The federal suit, filed in April, accused Georgia Tech of viewpoint discrimination against King and Students for Life and of violating their constitutional rights.
“When universities dictate, or grant students the power to dictate, which messages and messengers are allowed on campus, they transform universities from ‘marketplaces of ideas’ to a seller’s market of a single ideology deemed acceptable to the SGA,” the lawsuit stated.
ADF Legal Counsel Caleb Dalton said Martin Luther King Jr. himself would not be allowed on campus under SGA’s current policies.
“The Supreme Court made it clear 20 years ago that if public universities wish to force students to pay student activity fees, then those universities have a duty to ensure that the funds are distributed in a viewpoint-neutral manner,” Dalton said.
The lawsuit got Georgia Tech’s attention!
The university recently reached an out-of-court settlement with ADF, agreeing to change its policies and treat all student organizations fairly regardless of their views. It also agreed to pay $50,000 in damages and attorney fees.
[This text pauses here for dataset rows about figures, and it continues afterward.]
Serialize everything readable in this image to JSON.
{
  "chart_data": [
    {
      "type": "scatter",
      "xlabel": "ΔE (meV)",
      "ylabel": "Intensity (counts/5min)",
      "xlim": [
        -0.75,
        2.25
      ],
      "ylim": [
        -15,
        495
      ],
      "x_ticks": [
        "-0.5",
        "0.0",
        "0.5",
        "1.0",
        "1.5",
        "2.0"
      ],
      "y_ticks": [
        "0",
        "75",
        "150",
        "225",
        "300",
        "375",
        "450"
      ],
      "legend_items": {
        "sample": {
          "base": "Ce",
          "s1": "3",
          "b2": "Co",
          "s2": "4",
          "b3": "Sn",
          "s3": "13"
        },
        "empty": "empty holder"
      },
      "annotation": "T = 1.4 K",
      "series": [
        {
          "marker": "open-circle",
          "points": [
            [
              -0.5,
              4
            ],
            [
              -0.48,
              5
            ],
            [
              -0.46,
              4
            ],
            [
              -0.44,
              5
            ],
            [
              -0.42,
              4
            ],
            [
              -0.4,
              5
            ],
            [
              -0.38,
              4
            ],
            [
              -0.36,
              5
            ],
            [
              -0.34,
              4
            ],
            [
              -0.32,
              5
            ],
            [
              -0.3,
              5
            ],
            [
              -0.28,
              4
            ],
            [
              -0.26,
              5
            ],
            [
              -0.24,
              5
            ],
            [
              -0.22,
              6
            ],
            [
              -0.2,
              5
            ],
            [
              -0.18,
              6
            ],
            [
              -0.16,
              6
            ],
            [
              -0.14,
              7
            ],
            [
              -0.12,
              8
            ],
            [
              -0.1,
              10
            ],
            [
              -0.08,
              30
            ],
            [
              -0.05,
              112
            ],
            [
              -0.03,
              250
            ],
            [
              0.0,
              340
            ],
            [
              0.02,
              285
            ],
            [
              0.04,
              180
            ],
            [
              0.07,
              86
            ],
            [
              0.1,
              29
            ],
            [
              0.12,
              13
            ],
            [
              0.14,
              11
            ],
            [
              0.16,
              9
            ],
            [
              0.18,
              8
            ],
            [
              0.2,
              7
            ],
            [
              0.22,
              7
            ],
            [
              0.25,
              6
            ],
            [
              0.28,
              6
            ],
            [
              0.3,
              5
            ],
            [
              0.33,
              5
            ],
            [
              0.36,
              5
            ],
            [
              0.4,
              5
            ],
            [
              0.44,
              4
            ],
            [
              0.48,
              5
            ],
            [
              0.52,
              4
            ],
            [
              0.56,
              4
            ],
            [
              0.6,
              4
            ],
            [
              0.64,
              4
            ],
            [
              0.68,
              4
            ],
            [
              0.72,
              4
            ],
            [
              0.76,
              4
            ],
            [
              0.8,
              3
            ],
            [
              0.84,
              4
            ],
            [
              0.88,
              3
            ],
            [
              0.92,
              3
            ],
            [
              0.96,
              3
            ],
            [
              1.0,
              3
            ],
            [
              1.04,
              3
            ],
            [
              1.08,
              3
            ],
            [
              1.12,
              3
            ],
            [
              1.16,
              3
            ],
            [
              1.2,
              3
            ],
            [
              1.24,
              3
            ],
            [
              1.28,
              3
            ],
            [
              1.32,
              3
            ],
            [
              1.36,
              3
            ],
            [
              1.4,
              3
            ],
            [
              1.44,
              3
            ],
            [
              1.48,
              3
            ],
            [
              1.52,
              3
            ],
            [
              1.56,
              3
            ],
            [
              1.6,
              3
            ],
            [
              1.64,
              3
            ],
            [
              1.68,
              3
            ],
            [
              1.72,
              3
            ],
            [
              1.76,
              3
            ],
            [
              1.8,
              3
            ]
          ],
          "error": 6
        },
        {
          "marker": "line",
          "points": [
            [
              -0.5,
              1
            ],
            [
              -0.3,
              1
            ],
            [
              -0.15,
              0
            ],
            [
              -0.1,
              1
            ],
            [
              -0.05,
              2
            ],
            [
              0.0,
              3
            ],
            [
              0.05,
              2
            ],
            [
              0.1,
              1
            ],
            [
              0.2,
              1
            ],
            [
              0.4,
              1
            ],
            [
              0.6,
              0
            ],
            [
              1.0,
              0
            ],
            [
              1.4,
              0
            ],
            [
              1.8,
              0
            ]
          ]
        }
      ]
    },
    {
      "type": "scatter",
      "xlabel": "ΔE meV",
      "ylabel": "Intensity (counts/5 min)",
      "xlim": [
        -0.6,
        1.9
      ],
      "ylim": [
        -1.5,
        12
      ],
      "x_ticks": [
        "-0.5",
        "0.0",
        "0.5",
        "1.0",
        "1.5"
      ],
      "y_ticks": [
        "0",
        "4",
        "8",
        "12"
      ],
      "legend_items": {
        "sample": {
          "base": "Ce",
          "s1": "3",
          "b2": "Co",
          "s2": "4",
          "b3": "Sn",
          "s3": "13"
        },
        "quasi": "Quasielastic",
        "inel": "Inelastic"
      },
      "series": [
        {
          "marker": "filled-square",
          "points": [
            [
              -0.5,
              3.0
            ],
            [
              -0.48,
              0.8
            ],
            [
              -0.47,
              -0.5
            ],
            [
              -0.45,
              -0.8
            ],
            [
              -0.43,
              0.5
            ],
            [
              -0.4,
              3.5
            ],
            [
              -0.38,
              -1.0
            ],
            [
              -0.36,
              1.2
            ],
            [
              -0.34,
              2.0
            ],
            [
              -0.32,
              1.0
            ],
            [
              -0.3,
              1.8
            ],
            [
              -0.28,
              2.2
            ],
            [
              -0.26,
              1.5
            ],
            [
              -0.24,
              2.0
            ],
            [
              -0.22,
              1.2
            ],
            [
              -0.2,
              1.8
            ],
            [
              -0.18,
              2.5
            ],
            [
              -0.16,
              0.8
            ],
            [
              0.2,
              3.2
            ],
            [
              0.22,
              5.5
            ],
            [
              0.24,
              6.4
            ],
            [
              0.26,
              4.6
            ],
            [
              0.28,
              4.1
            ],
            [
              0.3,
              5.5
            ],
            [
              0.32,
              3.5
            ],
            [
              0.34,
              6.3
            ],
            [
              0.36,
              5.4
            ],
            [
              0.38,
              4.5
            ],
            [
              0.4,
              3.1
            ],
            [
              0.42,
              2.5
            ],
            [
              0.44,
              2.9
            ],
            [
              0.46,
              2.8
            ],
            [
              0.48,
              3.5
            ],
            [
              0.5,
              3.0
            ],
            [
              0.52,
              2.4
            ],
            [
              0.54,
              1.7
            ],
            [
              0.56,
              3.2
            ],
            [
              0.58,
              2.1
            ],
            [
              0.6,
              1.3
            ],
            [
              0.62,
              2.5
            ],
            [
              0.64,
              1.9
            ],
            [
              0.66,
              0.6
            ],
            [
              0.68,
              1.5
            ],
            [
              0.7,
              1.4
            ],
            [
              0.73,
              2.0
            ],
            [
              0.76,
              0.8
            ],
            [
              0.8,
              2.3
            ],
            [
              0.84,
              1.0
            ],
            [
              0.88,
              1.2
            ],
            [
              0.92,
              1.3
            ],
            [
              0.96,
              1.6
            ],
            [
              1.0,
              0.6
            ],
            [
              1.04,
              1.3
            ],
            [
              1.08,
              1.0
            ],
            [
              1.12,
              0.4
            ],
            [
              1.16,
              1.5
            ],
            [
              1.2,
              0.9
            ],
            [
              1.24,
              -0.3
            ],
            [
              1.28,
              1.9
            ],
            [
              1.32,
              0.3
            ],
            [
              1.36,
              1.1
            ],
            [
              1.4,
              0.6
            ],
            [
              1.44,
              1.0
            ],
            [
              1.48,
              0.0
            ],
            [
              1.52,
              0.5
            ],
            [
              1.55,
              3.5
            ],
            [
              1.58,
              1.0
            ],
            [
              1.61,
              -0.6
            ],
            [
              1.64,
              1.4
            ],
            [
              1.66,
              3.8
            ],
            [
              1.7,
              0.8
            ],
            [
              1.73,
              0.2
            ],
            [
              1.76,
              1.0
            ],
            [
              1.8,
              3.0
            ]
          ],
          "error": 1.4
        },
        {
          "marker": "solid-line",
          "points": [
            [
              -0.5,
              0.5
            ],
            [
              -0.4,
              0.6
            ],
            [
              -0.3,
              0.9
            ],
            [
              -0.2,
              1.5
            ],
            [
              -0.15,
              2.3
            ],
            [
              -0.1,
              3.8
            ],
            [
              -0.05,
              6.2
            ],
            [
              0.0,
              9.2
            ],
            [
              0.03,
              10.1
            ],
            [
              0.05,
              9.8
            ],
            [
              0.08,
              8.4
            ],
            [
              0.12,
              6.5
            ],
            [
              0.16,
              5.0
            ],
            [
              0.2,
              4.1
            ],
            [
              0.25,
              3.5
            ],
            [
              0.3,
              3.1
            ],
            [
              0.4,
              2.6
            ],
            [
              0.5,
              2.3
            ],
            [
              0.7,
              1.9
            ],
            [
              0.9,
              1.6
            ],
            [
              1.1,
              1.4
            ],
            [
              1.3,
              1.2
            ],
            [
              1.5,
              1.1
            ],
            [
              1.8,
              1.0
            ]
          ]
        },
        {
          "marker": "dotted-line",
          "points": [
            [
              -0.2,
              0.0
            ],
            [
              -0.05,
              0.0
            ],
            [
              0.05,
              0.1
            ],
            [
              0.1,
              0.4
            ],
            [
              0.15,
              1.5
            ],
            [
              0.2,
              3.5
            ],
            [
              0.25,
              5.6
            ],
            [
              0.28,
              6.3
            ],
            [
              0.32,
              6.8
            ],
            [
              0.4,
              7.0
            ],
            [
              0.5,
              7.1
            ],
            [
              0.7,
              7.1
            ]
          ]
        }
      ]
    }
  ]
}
ADF Senior Counsel Tyson Langhofer said the legal victory sends a warning to universities and student groups that have a pattern of violating First Amendment rights with political and viewpoint bias.
“The student government discriminated against the viewpoints of Students for Life and Ms. King in favor of the views of students the SGA members were afraid to offend,” Langhofer said.
“Rather than exemplify this sort of hostility toward the First Amendment, universities should exemplify the importance of those freedoms. When they don’t, they communicate to an entire generation that the Constitution doesn’t matter.”
Langhofer said the ADF, a non-profit organization that advocates for the rights of individuals to freely express their faith, encourages universities to teach its students to support and exemplify freedom of speech.
“Georgia Tech has shown its renewed commitment to these principles by taking quick corrective action to revise their policies so that all student organizations are treated fairly, regardless of political or religious views.”
“We hope that other universities around the country will ensure their policies meet constitutional muster without the need for a lawsuit.”
Students for Life of America president Kristan Hawkins said the lawsuit is a victory for pro-life groups and all student organizations.
“Courageous student leaders across the country face real opposition from their schools because they choose to speak for the defenseless and want to peacefully educate their fellow students about it.”
“The Constitution is clear that public universities can’t engage in the type of discrimination that has taken place at Georgia Tech,” she said.